The major highlights of the Census 2011 (Provisional figures) are as under ;-

  • The population of India has increased by more than 181 million during the decade 2001-2011.

  • Percentage growth in 2001-2011 is 17.64; males 17.19 and females 18.12.

  • 2001-2011 is the first decade (with the exception of 1911-1921) which has actually added lesser population compared to the previous decade.

  • Uttar Pradesh (199.5 million) is the most populous State in the country  followed by Maharashtra with 112 million.

  • The percentage decadal growth rates of the six most populous States have declined during 2001-2011 compared to 1991-2001:

-                      Uttar Pradesh (25.85% to 20.09%)
-                      Maharashtra (22.73% to 15.99%)
-                      Bihar (28.62% to 25.07%)
-                      West Bengal (17.77 % to 13.93%)
-                      Andhra Pradesh (14.59% to 11.10%)
-                      Madhya Pradesh (24.26% to 20.30%)

·         During 2001-2011, as many as 25 States/UTs with a share of  about 85%  of the country’s population registered an annual growth rate of less than 2% as compared to, 15 States/UTs with a share of about 42% during the period 1991-2001.

  • 15 States/UTs have grown by less than 1.5 per cent per annum during 2001-2011, while the number of such States/UTs was only 4 during the previous decade.

  • The total number of children in the age-group 0-6 is 158.8 million (-5 million since 2001)

  • Twenty States and Union Territories now have over one million children in the age group 0-6 years.
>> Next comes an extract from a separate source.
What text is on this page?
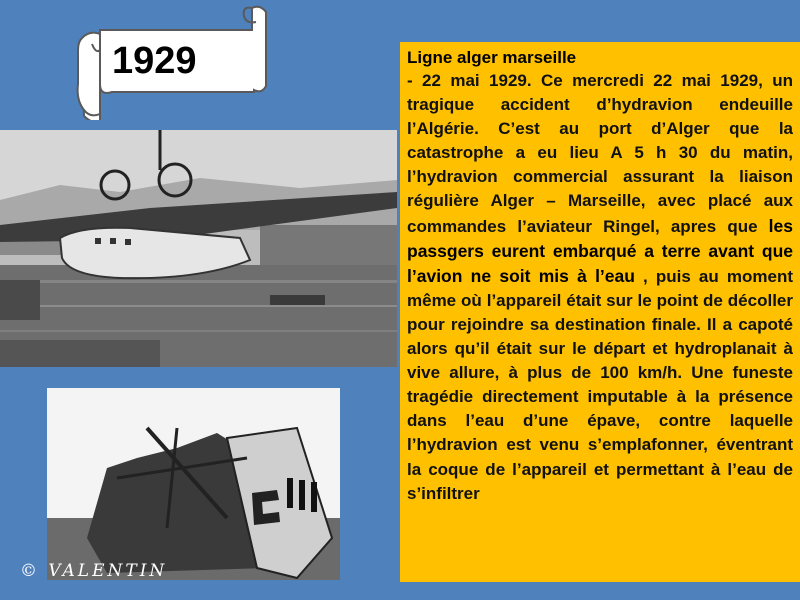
1929
© VALENTIN
Ligne alger marseille
- 22 mai 1929. Ce mercredi 22 mai 1929, un tragique accident d’hydravion endeuille l’Algérie. C’est au port d’Alger que la catastrophe a eu lieu A 5 h 30 du matin, l’hydravion commercial assurant la liaison régulière Alger – Marseille, avec placé aux commandes l’aviateur Ringel, apres que les passgers eurent embarqué a terre avant que l’avion ne soit mis à l’eau , puis au moment même où l’appareil était sur le point de décoller pour rejoindre sa destination finale. Il a capoté alors qu’il était sur le départ et hydroplanait à vive allure, à plus de 100 km/h. Une funeste tragédie directement imputable à la présence dans l’eau d’une épave, contre laquelle l’hydravion est venu s’emplafonner, éventrant la coque de l’appareil et permettant à l’eau de s’infiltrer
On the other extreme, there are five States and Union Territories in the country that are yet to reach the one hundred thousand mark.

  • Uttar Pradesh (29.7 million), Bihar (18.6 million), Maharashtra (12.8 million), Madhya Pradesh (10.5 million) and Rajasthan (10.5 million) constitute 52% children in the age group of 0-6 years.

  • Population (0-6 years) 2001-2011 registered  minus (-)3.08 percent growth with  minus (-)2.42 for males and –3.80 for females.

  • The proportion of Child Population in the age group of 0-6 years to total population is 13.1 percent while the corresponding figure in 2001 was 15.9 percent. The decline has been to the extent of 2.8 points.

  • Overall sex ratio at the national level has increased by 7 points to reach 940 at Census 2011 as against 933 in Census 2001. This is the highest sex ratio recorded since Census 1971 and a shade lower than 1961. Increase in sex ratio is observed in 29 States/UTs.

  • Three major States (J&K, Bihar & Gujarat) have shown decline in sex ratio as compared to Census 2001.

  • Kerala with 1084 has the highest sex ratio followed by Puducherry with 1038, Daman & Diu has the lowest sex ratio of 618.

  • Child sex ratio (0-6 years) is 914. Increasing trend in the child sex ratio (0-6) seen in Punjab, Haryana, Himachal Pradesh, Gujarat, Tamil Nadu, Mizoram and A&N Islands. In all remaining 27 States/UTs, the child sex ratio show decline over Census 2001.

  • Mizoram has the highest child sex ratio (0-6 years) of 971 followed by Meghalaya with 970. Haryana is at the bottom with ratio of 830 followed by Punjab with 846.

  • Literacy rate has gone up from 64.83 per cent in 2001 to 74.04 per cent in 2011 showing an increase of 9.21 percentage points.

  • Percentage growth in literacy during 2001-2011 is 38.82; males : 31.98% & females : 49.10%.

Literates constitute 74 per cent of the total population aged seven and above and illiterates form 26 per cent.

Source:  Press Information Bureau 31-March-2011 14:5 IST

Forget yourself for others, and others will never forget you.